Bank of America repossessed the film from its producers.

Letter from an Unknown Woman is very highly regarded by today's critics. Tim Dirks of Filmsite has listed it among the 100 greatest American movies of all time, and the film holds 100% approval among 22 critics on Rotten Tomatoes.

===Critical response===
Bosley Crowther of The New York Times wrote in 1948: "For this handsomely put-together picture about the unrequited love of a girl for a dashing young concert pianist, based on a story by Stefan Zweig, is as obvious an onslaught on the heart-strings as that old-fashioned tear-jerker tableau, glimpsed between velvet pull-curtains and scented with scattered rose leaves."

Peter Bradshaw of The Guardian wrote in 2010: "The rerelease of Max Ophüls’s 1948 classic Letter from an Unknown Woman provides a luxurious swathe of emotion."

J. Hoberman also of The New York Times wrote in 2017: "Letter From an Unknown Woman is so beautifully self-contained that, were it not for Ophüls’s choreographed camera movement, it might have been filmed in a snow globe.

==Home media==
Rights to the film were transferred from Universal to NTA (with Paramount being the current holder). The film first appeared on VHS tapes in 1988 under the Republic Pictures Home Video label. In 1992, it was released on laserdisc by Republic Pictures and The Criterion Collection, with the latter containing an essay by Charles Dennis.

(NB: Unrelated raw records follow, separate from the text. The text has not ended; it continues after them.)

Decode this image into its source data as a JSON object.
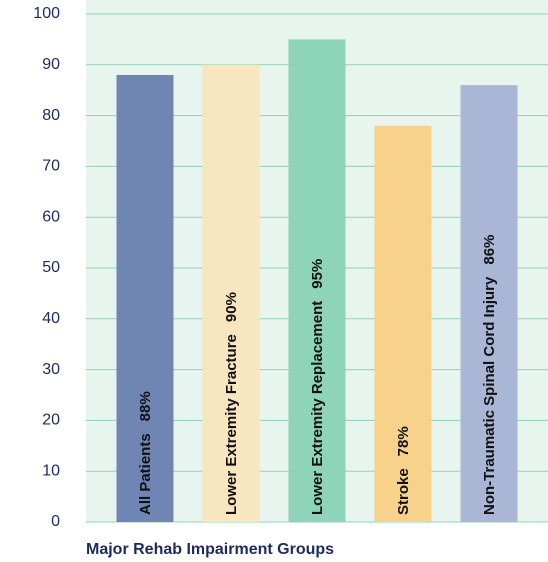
{
  "chart_data": {
    "type": "bar",
    "xlabel": "Major Rehab Impairment Groups",
    "categories": [
      "All Patients",
      "Lower Extremity Fracture",
      "Lower Extremity Replacement",
      "Stroke",
      "Non-Traumatic Spinal Cord Injury"
    ],
    "values": [
      88,
      90,
      95,
      78,
      86
    ],
    "value_labels": [
      "88%",
      "90%",
      "95%",
      "78%",
      "86%"
    ],
    "colors": [
      "#6f86b5",
      "#f8e6bf",
      "#8ed4bb",
      "#f8d28a",
      "#a9b6d6"
    ],
    "ylim": [
      0,
      100
    ],
    "yticks": [
      0,
      10,
      20,
      30,
      40,
      50,
      60,
      70,
      80,
      90,
      100
    ],
    "grid": true
  }
}
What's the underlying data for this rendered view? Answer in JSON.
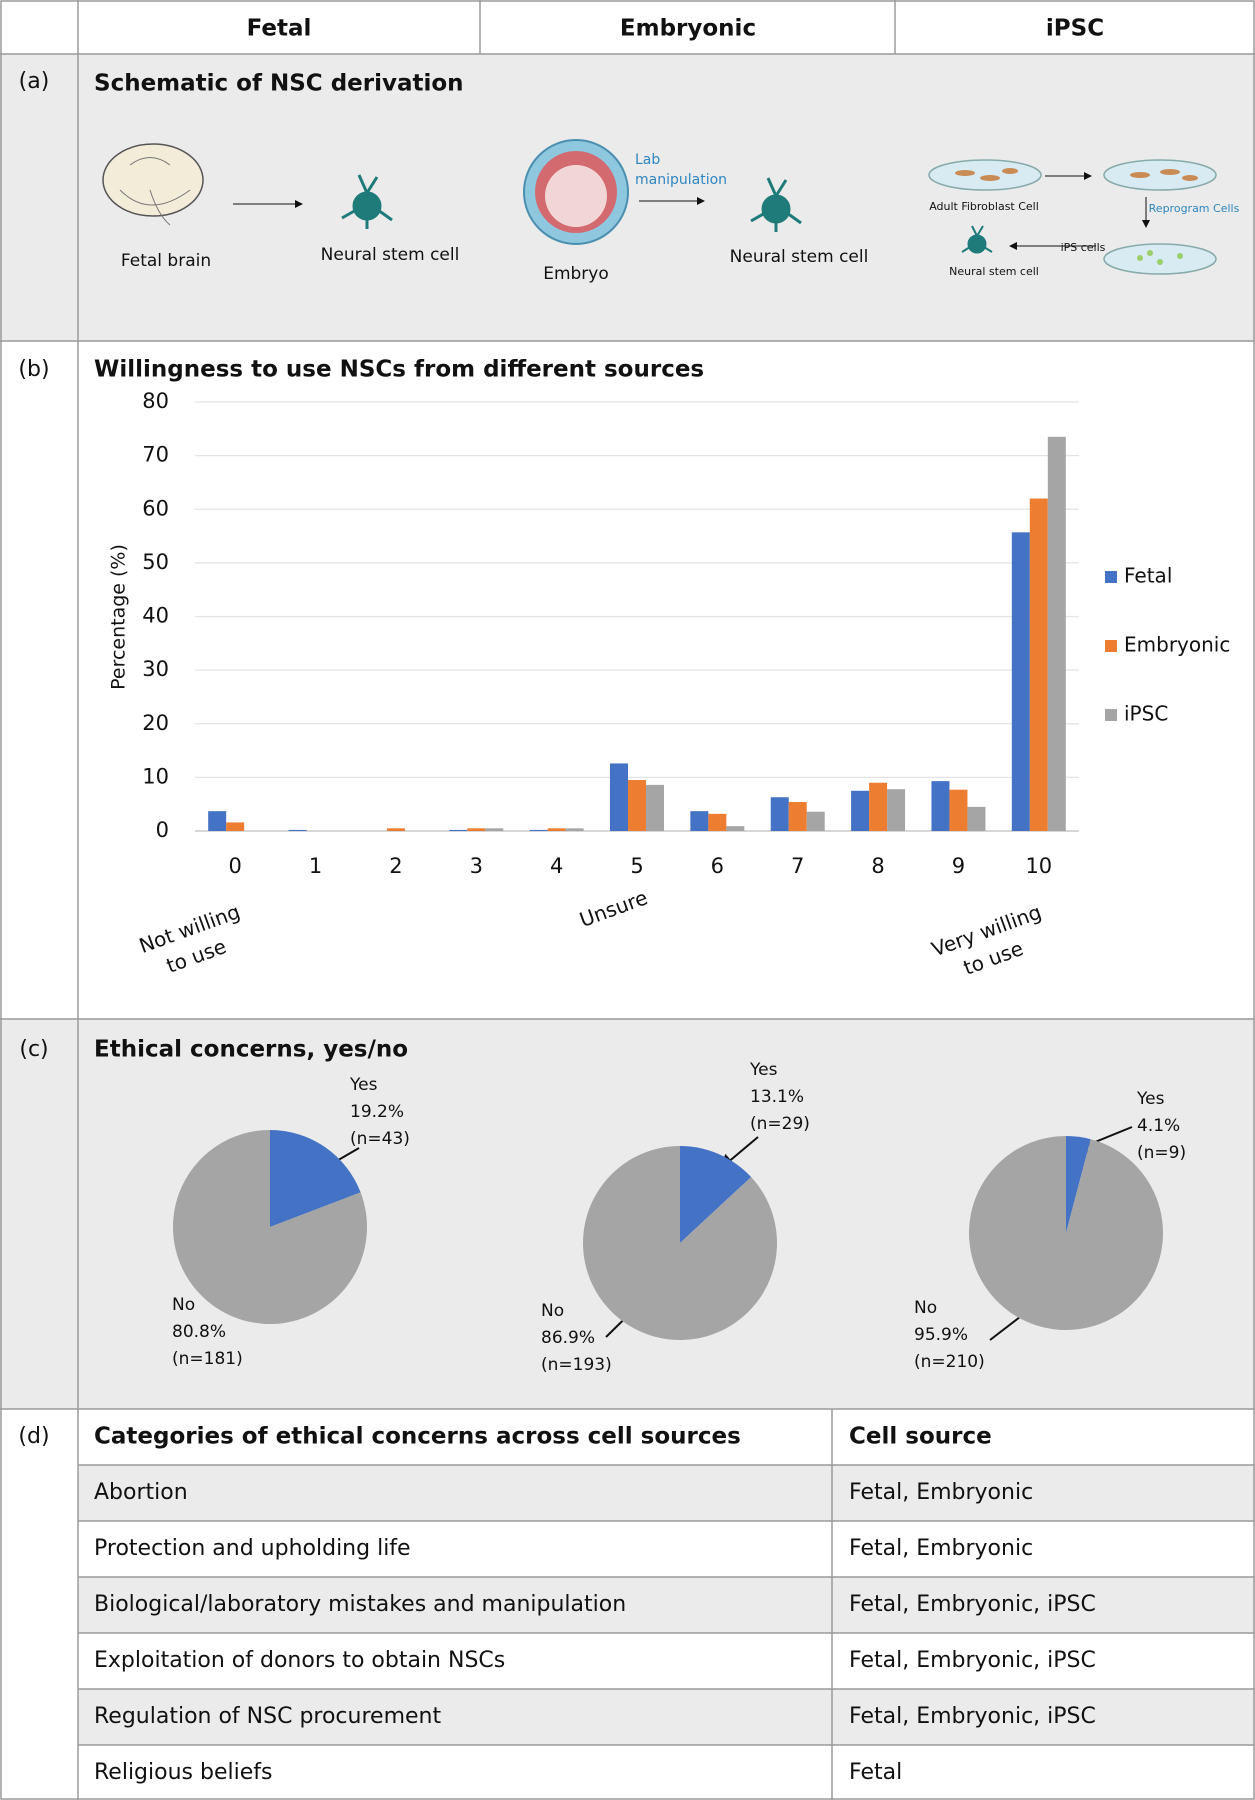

Olive Films released the film on DVD and Blu-ray on October 16, 2012. It was re-released on Blu-ray on December 5, 2017, as a part of the Olive Signature series. This edition was limited to 3,500 pressed units and contains a new 4K video restoration, bonus features such as audio commentary, videos with interviews and analyses, and the opening Universal-International logo being restored (it was cut in previous releases), a booklet containing an essay by Molly Haskell, and optional English subtitles.